As I always say, good ethics is also good science. Time will tell, but believe that IPSCs (or some other ethical approach to obtaining pluripotent stem cells), along with adult stem cells, will eventually provide almost every regenerative medical and research benefit we were once told could only come from ESCR/therapeutic cloning.




July 3rd, 2010 | 2:27 pm
[...] This post was mentioned on Twitter by Lisa. Lisa said: BIOETHICS WATCH => Change of Tide: Former ESC Resarcher Abandons Field For IPSCs http://dlvr.it/2GqYf #912 #ocra #ucot #rs #tcot #tlot #sgp [...]
July 4th, 2010 | 2:44 pm
I thought it was interesting at the end of the article that he was asked about IPSCs, “Why haven’t there been any cures yet?” And he answered, “It’s only been two years.” Well, okay as far as it goes, but what nobody seems to want to say is, “We over-hyped the potential of pluripotent cells to provide cures for disease, because we never have solved the tumor problem, and IPSCs have it as well.”
July 5th, 2010 | 2:51 pm
From his testimony (linked to in post):
“Science certainly cannot define when in the gradual course of human development we deserve individual and autonomous rights. I do not agree with the premise that the single celled zygote should be given the same considerations as living persons and I do not view the embryo as a human being, particularly when it is frozen in a freezer. As a physician and as a scientist and as a father I live in a practical world of choices, and a world in which disease is a grim reality. Unless we want to turn back the clock, and outlaw in vitro fertilization, then we as a society have already accepted that many more embryos are created than will ever become children. I feel it is morally justified to derive benefit from these embryos through medical research instead of relegating them to medical waste. And unless we are willing to argue the biological absurdity that our humanity can be defined by a particular signature of gene expression that exists in the totipotent cells of the early human embryo, then we must support the vitally important applications of embryonic stem cells to medical research.”

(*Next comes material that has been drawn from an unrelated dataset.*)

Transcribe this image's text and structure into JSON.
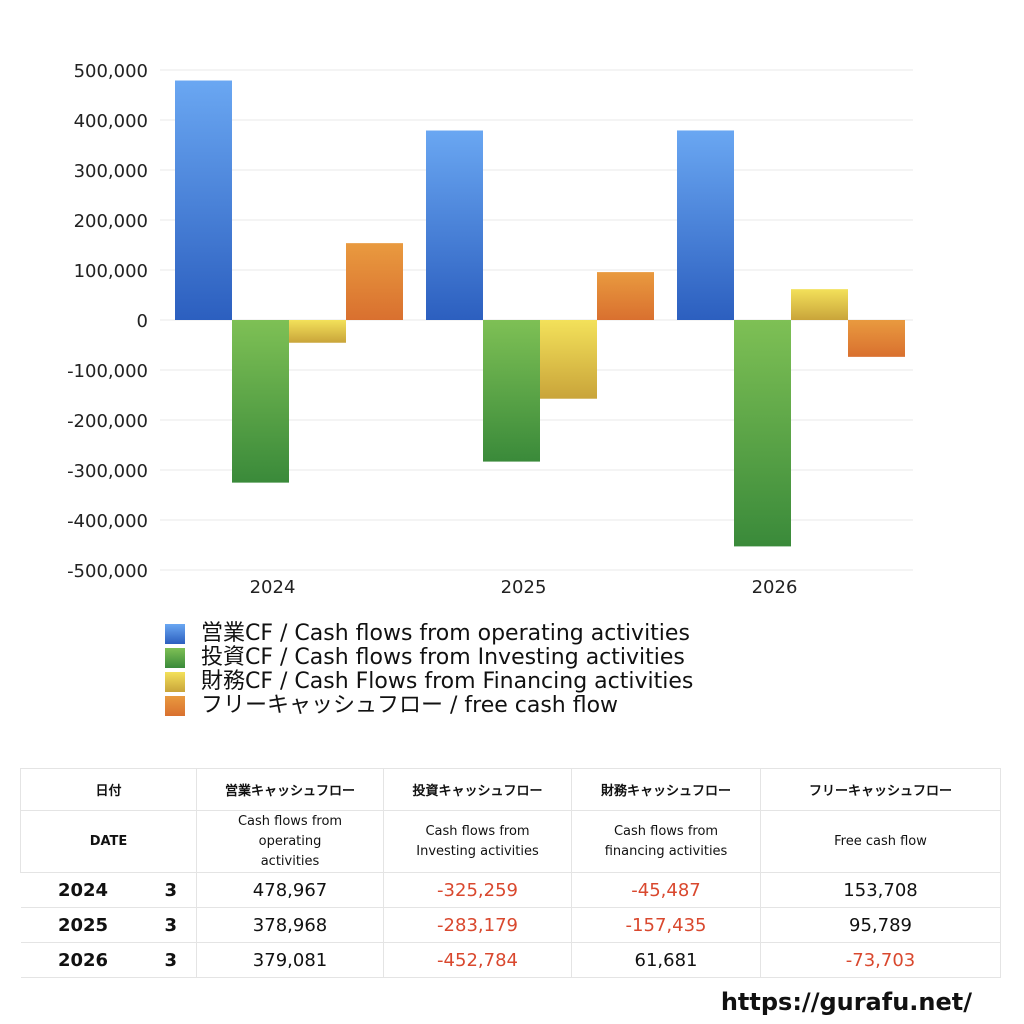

This guy is testifying as a scientist, in which capacity he claims his hands are tied in determining when a human deserves rights – and then he claims that not only do they not deserve rights in the early embryonic stage, but it is morally wrong not to use them for research.
So is this guy moonlighting as a moral philosopher? Why can’t scientists just testify to the science and not earmark in their own personal beliefs?